Während sich Israel an das internationale Kriegsrecht hält, tritt Hamas dieses mit Füssen. Doch in der Klageschrift Südafrikas werden die Verbrechen der Hamas mit keinem Wort erwähnt.

 

Im Verhältnis weniger zivile Opfer als in anderen Kriegen

Auch die Zahlen der getöteten Zivilisten in Gaza zeigen, wie absurd der von Südafrika erhobene Vorwurf des Völkermords ist. Gemäss einer Analyse im Jewish Journal sind bei den Angriffen der IDF auf militärische Ziele in Gaza deutlich weniger Zivilisten im Verhältnis zu Nicht-Zivilsten umgekommen, als bei den kriegerischen Konflikten, in die andere westliche Armeen in den letzten Jahrzehnten verwickelt waren.

Bei den Kriegen von nicht-westlichen Armeen wie beispielsweise der russischen Armee im Ukrainekrieg, wo Zivilisten bewusst ins Visier genommen und mit Raketenangriffen terrorisiert werden, sind die zivilen Opferzahlen nochmals deutlich höher.

Bislang forderte der Krieg laut dem von der Hamas kontrollierten Gesundheitsministerium in Gaza rund 23’700 Tote. Sind die Einschätzungen der IDF korrekt, dann haben ihre Streitkräfte per 14. Januar 2024 rund 9'000 Terroristen getötet. Auf Basis dieser Zahlen kamen auf einen getöteten Terroristen somit 1,6 tote Zivilisten.

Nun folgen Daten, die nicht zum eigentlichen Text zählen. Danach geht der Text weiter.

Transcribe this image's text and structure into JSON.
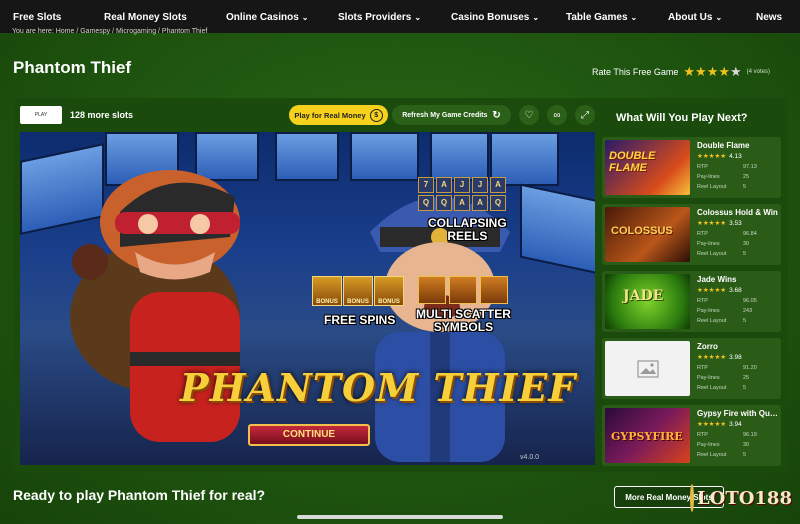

Dieser Wert ist im internationalen Kriegsvergleich tief.

Aus den Zahlen des palästinensischen Gesundheitsministeriums geht zudem nicht hervor, wie viele eigene Zivilisten durch fehlgelenkte und zu früh abgestürzte Raketen der Hamas und des Islamic Jihad getötet wurden. Diese Zahl dürfte nicht unerheblich sein, denn gemäss dem Berich erreichten rund 20 Prozent der über 11’000 auf Israel abgefeuerten Raketen ihr Ziel nicht und explodierten stattdessen noch in Gaza selbst.

Bekanntestes Beispiel dafür ist das Al-Ahli-Krankenhaus. Dort explodierte am 17. Oktober 2023 eine Rakete. Das palästinensische Gesundheitsministerium beschuldigte sofort Israel des Angriffs und sprach von 500 Toten. Eine anschliessende Überprüfung des Falls durch die USA und weitere Staaten sowie die EU ergab, dass eine in der Nähe des Spitals von palästinensischen Terroristen abgefeuerte Rakete explodiert war und dabei nicht 500, sondern 50 Menschen getötet wurden.

Erschwerend kommt bei der Berechnung ziviler Opferzahlen hinzu, dass es in der Realität oft kaum möglich ist, Terroristen von Zivilisten zu unterscheiden. Denn die Terroristen mischen sich in Gaza unter die Bevölkerung oder sind ein Teil von ihr.

Die Zahl der getöteten Menschen auf beiden Seiten ist unbestritten eine traurige Bilanz. Aber wie jeder andere Staat hat Israel das Recht auf Selbstverteidigung und Schutz seiner Bürger vor einem Gegner, der die Vernichtung Israels und Ausrottung seiner jüdischen Bevölkerung öffentlich zum Ziel erklärt hat.

Dass Südafrika stattdessen Israel des Genozids anklagt, ist, wie die New York Times schreibt «A Moral Obscenity – eine moralische Obszönität».